Application gateways or proxy servers are program utilities that run on the firewall to intercept traffic for a specific kind of application.  The proxy software intercepts user requests from the local network, and then makes a connection to the outside for the user.  The application proxy program acts as a middleman between the client and the server, relaying application data between them.  The advantage of the application proxy is that it can be programmed to allow or deny traffic based on data contained in the payload section of the packet as well as the header.  Application proxies are service specific in that a separate proxy application must be developed for each service to be regulated.  There are strengths and weaknesses to each. The architectures of most firewalls use combinations of these components to cover every possibility.

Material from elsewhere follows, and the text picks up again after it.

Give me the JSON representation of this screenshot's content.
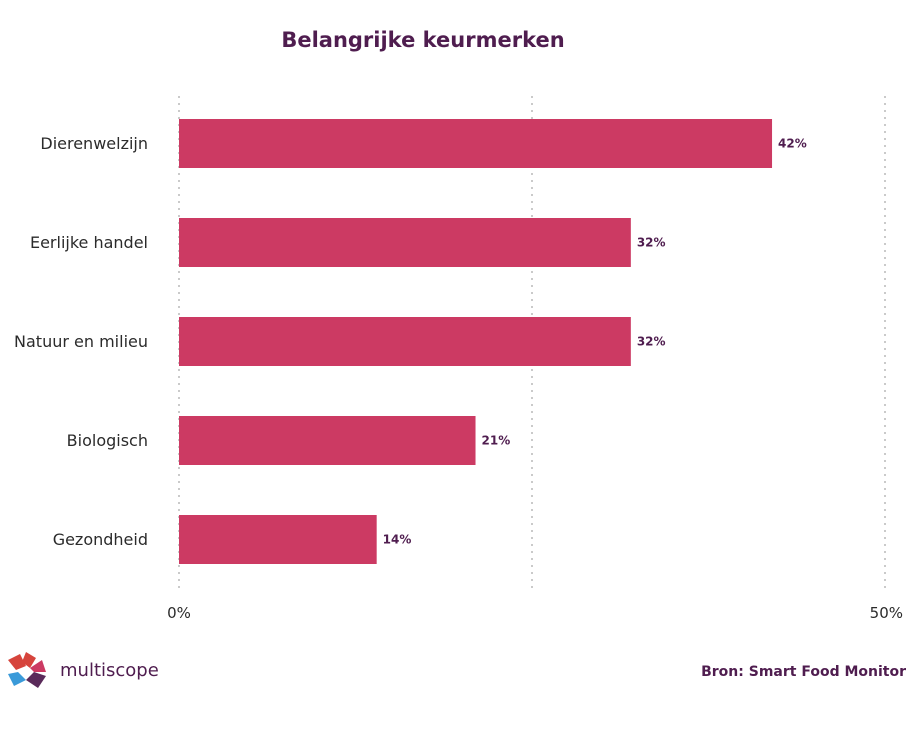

Four different architectures that might be considered are

1. a packet-filtering router or host computer
2. a dual-homed gateway
3. a screened host; and
4. a screened subnet. 

In combining packet filtering and proxy service, the result becomes closer to a system than a single component.

Symantec Firewall/VPN Appliance Series
The Symantec Firewall/VPN Appliance Model 100 is one of three models offered by Symantec for the home or small business broadband user.  It combines all of the requirements needed to establish a secure SOHO network.  It is designed to connect to DSL, T-1, cable, or ISDN connection.  It contains one WAN connection and has four switch ports for network connections.  It contains all the functions of a router.  This includes NAT and DHCP services.   It offers VPN (Virtual Private Network) capability.  The WAN can be set up as a dynamic or static address like most routers.  I have established my unit as the network router for my network, using the NAT and DHCP service for all of my computers.  It has everything necessary to implement a network.  I have coupled the Firewall Appliance with a switch and a router to cover all of my network requirements.

It provides both stateful inspection of packets to filter out unwanted data, and service controls to meet my security policy requirements.  This means that the firewall guards against unwanted packets from hackers as well as turns on or off each of the port services for any unwanted TCP/IP functions.  I currently have chosen to follow the ADeny any access unless specifically allowed by the rules and have set the Symantec Appliance accordingly.

The set up is accomplished from a browser using the device IP address.  Once the set up page is open to the Main Set up, three categories; General with six sub-pages; VPN with three sub-pages; and Advanced with twelve sub-pages are available for data entry to establish the device for your security policy.  All device ports are RJ45 for CAT 5 cable.  This unit’s big brother is installed at the Learning Center.